Thursday, January 25, 2007

Snows Past

In reply to Michael W., who has lived away from the UK for twenty years and asks if we still get the kind of snow where we can go sledging, as he once did at Gotts Park in Armley: the answer is No. Well, hardly ever.

Snow was promised for yesterday and about three flakes of it fell in the South-East, so, of course, "Hundreds of trains were delayed and dozens cancelled as the rail network was blighted by frozen points." (The Times)

How do other countries manage? Doesn't it sometimes get a bit chilly in, say, Siberia? And yet there is a railway called the Trans-Siberian Railway and yet it isn't called the Trans-Siberian Railway - Open Only In August. Isn't there a railway right across Canada, in amongst the moose and fir trees and scary wolves? How come it doesn't break down every other day? How come there aren't weekly headlines "Three Hundred Stranded Passengers Devoured by Wolves"?

If you know, please tell me.

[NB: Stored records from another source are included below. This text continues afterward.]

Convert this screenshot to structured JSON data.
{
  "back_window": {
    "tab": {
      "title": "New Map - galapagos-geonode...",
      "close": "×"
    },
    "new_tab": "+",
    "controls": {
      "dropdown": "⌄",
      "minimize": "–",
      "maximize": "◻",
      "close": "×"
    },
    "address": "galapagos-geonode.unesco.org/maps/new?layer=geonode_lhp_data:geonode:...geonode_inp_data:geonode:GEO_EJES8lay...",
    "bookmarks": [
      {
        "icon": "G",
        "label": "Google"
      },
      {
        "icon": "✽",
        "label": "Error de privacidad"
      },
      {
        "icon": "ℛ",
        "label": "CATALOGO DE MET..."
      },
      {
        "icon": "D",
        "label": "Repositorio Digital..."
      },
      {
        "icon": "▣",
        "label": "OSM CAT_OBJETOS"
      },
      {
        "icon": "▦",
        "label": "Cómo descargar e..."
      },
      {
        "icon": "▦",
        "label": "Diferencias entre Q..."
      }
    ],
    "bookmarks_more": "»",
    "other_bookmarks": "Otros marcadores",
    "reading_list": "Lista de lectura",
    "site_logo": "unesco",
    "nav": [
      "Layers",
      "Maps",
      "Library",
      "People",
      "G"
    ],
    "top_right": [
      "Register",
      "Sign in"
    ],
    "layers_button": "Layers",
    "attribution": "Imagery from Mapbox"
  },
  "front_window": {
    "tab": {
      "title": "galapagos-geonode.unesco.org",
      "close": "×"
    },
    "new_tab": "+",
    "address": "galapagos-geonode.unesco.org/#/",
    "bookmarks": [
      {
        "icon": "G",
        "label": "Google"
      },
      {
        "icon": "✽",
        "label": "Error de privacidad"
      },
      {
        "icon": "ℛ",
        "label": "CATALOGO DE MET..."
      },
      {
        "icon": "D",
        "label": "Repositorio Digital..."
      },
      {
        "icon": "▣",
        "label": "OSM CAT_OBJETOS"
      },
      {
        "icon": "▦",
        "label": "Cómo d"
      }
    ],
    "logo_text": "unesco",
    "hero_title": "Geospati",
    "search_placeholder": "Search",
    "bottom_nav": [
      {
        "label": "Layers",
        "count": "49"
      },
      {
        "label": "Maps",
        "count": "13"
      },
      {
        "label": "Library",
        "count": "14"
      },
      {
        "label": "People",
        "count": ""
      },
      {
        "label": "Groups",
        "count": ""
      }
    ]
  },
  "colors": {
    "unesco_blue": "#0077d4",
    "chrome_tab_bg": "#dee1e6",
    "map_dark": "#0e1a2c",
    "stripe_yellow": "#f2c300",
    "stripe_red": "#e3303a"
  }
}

Perhaps we in Britain just have the wrong kind of snow, permanently.

3 Comments:

Blogger Ailbhe said...

Oh, come now, Daffers, it's money. It costs less to lay track that's partially unusable because of snow a couple of days a year than it does to lay track that isn't - even taking into account the loss of revenue, which frankly wasn't much compared to the losses they usually make.

8:21 pm  
Blogger HM said...

This comment has been removed by the author.

2:01 pm  
Blogger mutikonka said...

I live in Sydney now and we don't get much snow here. We did have a hailstorm about two years ago, but I still thought that Yorkshire did have snow, some times. I do remember the 45 bus from school [I went to Aquinas in Meanwood] struggling to get up Armley Ridge Road. If that doesn't happen any more then Global Warming is reality.